6) There are some typos in the text, like, e.g. “coud” instead of “could” (conclusions).

Thank you for your appreciation. This error has been corrected, and the entire manuscript has been revised to amend all typos.

Author Response File: Author Response.docx

Reviewer 2 Report

The manuscript on targeted nanoparticles HER2-positive breast cancer has been well prepared. The technical content has been described comprehensively. The literature is also sufficient and supporting the main content. The potential impact of the Her2 breast cancer is high and may have clinical applications in the future. "accepted" is suggested.

Author Response

The manuscript on targeted nanoparticles for HER2-positive breast cancer treatment has been well prepared. The technical content has been described comprehensively. The literature is also sufficient and supports the main content. The potential impact for the HER2 breast cancer is high and may have clinical applications in the future. "Accepted" is suggested.

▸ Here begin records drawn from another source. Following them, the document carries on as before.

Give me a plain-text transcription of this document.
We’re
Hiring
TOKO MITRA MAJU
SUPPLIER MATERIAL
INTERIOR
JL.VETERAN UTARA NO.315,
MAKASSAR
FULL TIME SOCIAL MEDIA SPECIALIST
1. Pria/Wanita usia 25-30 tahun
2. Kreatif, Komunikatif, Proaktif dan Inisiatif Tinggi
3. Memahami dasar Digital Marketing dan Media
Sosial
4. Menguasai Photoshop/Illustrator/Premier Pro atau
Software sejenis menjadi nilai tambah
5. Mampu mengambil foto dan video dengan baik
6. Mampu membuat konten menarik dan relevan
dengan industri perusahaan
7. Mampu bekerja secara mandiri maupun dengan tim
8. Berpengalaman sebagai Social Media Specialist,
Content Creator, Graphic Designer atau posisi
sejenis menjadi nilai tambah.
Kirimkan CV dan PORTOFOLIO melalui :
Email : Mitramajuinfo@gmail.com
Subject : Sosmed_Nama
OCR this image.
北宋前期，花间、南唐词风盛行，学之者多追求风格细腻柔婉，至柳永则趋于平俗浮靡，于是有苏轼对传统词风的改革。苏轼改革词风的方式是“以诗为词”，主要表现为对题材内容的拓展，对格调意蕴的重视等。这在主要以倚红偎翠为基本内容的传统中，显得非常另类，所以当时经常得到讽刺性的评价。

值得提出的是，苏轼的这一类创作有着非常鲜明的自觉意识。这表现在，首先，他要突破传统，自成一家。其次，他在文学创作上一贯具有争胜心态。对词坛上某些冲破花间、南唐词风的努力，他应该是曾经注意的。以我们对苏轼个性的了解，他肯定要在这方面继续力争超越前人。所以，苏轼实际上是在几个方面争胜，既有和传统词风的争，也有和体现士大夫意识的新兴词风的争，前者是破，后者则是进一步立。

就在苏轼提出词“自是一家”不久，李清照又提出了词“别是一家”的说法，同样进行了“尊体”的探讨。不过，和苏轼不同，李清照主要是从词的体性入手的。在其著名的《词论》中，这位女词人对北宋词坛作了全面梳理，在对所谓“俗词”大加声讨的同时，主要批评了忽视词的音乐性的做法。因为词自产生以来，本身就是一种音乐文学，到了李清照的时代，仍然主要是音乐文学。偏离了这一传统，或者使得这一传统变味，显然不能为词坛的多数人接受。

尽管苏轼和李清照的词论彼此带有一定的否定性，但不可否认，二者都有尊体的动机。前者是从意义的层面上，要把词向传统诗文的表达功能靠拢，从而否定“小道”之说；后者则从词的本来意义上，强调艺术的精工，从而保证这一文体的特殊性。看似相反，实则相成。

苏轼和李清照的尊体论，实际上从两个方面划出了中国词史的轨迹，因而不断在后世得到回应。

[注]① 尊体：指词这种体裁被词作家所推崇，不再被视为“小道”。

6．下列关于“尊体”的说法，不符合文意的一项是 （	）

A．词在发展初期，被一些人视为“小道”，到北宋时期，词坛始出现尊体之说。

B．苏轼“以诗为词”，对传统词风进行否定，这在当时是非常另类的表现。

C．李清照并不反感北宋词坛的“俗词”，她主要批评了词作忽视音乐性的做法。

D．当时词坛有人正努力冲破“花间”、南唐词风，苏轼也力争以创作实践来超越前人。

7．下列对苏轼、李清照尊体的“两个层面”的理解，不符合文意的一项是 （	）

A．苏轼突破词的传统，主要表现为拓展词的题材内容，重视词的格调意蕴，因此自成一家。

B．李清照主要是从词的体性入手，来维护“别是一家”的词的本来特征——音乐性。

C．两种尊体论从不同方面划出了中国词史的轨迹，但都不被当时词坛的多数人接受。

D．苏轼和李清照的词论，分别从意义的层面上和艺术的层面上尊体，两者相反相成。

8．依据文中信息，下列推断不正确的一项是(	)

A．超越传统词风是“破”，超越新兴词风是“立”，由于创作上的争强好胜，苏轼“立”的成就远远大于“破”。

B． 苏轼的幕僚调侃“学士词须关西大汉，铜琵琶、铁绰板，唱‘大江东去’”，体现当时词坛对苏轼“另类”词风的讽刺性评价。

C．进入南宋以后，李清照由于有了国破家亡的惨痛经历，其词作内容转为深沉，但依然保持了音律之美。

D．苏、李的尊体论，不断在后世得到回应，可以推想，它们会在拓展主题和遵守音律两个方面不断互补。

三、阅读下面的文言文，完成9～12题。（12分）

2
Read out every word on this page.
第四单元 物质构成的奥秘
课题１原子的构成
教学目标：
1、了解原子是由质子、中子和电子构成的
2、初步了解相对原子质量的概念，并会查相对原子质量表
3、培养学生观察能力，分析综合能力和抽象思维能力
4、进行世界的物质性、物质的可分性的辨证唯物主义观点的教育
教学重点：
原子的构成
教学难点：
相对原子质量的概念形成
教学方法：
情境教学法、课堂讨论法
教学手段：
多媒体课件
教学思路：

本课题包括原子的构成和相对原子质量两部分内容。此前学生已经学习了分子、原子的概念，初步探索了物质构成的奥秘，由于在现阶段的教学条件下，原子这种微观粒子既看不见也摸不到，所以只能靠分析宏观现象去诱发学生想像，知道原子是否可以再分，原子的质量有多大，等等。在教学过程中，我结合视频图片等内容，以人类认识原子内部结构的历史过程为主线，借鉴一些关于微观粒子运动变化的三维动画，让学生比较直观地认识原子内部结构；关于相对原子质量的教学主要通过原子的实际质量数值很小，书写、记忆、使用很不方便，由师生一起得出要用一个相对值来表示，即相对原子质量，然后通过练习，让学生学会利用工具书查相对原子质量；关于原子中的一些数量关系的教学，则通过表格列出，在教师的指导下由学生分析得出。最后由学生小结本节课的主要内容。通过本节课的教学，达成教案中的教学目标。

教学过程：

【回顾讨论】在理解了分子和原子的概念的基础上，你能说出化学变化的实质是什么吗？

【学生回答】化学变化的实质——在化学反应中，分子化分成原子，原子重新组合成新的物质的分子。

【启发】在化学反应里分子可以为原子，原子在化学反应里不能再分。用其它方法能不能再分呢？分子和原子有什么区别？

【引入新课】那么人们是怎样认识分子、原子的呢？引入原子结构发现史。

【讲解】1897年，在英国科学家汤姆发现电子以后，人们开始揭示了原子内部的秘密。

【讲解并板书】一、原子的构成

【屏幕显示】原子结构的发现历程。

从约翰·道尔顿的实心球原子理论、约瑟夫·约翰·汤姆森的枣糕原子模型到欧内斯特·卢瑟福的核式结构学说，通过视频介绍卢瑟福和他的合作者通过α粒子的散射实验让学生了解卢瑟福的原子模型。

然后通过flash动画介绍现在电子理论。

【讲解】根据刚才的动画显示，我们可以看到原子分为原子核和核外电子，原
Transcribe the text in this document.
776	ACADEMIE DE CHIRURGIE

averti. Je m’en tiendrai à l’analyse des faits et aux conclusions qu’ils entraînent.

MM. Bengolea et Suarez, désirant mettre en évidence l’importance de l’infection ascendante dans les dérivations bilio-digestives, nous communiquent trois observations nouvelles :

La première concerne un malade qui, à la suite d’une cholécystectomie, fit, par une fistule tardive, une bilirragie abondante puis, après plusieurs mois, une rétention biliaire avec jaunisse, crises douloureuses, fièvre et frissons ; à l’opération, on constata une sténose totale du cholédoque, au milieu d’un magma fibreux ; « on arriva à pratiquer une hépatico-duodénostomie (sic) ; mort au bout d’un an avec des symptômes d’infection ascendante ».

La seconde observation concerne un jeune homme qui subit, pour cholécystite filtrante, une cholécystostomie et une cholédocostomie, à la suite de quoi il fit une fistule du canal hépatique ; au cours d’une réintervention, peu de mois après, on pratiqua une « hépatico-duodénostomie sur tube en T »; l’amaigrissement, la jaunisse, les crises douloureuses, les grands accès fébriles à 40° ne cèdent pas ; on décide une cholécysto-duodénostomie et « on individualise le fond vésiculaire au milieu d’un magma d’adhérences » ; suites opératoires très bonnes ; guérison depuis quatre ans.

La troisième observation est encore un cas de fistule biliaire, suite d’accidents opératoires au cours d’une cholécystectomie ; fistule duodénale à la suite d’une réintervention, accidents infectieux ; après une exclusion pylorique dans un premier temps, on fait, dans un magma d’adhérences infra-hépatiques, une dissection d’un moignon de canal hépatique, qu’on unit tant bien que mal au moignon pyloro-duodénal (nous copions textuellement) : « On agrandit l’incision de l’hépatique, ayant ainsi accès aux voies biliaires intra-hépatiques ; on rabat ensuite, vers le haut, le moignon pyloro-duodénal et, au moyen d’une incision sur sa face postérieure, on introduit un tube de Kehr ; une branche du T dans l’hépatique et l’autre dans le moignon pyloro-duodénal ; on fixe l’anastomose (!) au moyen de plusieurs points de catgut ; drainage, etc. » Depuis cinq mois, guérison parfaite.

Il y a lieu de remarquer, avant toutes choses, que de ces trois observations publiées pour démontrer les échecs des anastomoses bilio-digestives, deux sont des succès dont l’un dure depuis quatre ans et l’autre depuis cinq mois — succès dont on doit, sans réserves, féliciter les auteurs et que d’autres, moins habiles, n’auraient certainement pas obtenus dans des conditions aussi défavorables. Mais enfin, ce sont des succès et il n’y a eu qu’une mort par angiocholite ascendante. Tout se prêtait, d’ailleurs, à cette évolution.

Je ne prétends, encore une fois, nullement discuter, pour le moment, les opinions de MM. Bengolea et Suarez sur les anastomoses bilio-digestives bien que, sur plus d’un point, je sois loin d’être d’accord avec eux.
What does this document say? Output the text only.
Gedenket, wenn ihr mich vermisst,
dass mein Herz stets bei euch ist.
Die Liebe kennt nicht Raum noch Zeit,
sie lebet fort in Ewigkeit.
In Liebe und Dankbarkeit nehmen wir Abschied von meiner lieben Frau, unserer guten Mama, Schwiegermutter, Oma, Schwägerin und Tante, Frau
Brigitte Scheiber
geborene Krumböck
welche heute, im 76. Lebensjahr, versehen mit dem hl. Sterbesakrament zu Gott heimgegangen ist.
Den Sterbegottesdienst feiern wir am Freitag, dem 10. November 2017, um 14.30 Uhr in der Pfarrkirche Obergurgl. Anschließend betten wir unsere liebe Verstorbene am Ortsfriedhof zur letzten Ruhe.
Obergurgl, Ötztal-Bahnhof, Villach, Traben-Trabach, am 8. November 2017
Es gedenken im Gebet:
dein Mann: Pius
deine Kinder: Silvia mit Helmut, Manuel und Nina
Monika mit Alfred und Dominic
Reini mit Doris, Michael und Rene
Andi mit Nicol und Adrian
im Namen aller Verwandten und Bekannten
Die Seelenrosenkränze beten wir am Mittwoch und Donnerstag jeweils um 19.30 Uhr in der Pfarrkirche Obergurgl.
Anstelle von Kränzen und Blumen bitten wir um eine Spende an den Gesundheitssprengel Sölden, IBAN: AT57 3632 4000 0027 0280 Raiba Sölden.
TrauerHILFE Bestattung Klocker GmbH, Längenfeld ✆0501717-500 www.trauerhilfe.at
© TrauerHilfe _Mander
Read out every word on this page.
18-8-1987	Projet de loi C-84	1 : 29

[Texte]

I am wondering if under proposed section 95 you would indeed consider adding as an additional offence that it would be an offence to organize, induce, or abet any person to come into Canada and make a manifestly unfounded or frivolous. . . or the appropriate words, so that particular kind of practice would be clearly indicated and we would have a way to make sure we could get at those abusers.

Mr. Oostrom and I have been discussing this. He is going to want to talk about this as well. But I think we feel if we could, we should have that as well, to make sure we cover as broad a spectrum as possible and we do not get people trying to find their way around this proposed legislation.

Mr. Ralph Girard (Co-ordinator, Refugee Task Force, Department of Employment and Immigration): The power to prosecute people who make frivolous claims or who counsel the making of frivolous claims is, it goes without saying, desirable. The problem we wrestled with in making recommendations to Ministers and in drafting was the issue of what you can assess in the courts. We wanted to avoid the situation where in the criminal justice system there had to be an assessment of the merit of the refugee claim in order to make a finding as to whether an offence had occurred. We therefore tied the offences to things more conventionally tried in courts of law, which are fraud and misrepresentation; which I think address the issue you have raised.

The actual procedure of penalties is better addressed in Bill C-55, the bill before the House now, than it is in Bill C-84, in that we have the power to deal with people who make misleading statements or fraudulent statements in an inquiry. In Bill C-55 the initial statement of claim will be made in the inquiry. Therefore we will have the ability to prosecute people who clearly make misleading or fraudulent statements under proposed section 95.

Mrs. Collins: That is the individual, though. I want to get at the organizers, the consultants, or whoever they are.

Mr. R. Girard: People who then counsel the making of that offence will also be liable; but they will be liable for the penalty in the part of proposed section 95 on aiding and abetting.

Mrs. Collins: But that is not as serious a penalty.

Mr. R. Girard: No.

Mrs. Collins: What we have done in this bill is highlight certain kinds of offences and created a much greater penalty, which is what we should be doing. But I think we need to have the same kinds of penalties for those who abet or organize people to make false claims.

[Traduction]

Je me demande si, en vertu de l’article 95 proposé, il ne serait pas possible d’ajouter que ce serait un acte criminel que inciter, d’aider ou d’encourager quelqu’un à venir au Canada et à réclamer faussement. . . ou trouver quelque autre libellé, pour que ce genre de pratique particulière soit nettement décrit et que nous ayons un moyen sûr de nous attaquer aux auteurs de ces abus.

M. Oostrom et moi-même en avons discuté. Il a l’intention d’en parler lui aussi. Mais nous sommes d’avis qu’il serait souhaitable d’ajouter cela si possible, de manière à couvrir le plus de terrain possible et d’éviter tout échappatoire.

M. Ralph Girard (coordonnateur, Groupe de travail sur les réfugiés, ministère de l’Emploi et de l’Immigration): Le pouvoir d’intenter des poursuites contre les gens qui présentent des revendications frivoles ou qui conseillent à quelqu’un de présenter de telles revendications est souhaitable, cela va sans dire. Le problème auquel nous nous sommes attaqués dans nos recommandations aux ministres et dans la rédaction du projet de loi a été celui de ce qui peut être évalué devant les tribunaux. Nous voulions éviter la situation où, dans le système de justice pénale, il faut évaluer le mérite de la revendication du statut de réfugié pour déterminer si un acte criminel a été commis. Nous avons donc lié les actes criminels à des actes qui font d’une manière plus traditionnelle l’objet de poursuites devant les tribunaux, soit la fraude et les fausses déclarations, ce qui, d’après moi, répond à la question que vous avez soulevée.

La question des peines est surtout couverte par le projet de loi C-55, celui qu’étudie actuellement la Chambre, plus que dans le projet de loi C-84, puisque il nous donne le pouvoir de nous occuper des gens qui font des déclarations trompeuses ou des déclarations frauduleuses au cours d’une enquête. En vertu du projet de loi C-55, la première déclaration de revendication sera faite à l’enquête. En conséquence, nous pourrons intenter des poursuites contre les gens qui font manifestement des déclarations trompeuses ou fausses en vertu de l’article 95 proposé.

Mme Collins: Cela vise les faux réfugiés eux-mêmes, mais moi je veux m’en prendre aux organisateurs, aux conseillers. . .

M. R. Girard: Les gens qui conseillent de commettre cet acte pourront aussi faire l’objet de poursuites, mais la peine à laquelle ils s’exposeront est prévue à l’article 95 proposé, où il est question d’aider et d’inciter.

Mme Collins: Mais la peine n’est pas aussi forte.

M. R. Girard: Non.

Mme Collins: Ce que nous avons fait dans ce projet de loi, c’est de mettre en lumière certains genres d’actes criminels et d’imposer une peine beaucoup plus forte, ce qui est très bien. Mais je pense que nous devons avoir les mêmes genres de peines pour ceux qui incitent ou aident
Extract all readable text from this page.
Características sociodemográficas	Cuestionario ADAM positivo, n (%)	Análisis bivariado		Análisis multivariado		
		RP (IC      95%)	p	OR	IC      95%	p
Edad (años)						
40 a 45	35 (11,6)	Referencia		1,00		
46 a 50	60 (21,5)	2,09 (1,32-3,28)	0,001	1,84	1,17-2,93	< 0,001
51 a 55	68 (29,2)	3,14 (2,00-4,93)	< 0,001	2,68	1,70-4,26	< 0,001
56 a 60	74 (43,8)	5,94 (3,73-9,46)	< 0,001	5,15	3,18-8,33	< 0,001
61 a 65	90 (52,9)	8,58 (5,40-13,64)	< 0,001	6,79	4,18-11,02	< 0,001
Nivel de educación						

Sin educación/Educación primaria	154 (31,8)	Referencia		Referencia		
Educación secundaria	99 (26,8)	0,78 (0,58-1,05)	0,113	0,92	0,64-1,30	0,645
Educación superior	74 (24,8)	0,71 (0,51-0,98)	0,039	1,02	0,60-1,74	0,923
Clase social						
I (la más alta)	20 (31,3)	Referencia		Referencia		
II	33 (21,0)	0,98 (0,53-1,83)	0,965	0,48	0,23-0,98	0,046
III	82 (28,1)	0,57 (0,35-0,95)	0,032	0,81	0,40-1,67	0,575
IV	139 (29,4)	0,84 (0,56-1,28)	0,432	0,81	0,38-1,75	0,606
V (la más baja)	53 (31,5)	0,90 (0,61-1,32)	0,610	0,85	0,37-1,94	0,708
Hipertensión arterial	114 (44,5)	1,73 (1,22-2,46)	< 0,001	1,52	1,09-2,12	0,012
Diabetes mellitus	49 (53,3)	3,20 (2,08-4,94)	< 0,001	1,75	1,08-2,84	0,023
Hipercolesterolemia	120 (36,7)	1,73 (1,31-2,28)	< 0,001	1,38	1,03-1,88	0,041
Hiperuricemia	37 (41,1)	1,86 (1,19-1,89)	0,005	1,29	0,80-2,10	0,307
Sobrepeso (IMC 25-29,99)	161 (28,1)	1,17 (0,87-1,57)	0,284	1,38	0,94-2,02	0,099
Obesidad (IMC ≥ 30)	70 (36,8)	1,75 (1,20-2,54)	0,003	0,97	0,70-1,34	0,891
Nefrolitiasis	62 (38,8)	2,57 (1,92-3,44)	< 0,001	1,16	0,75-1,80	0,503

Thank you so much for your comments. We really appreciate them.

Author Response File: Author Response.docx

Reviewer 3 Report

The aim of this study is to determine whether polydopamine nanoparticles loaded with paclitaxel and trastuzumab may represent a great approach to improve therapies for HER2-positive breast cancer. The idea presented by the authors is interesting in a context of cancer therapy. However, the authors should provide more solid evidence to support their interpretations and conclusions.

Major concerns.

Line 169. The authors claim a therapeutic activity of PDA NPs charged with Tmab and PTX. How is the evidence of a therapeutic activity of these compounds on breast cancer disease?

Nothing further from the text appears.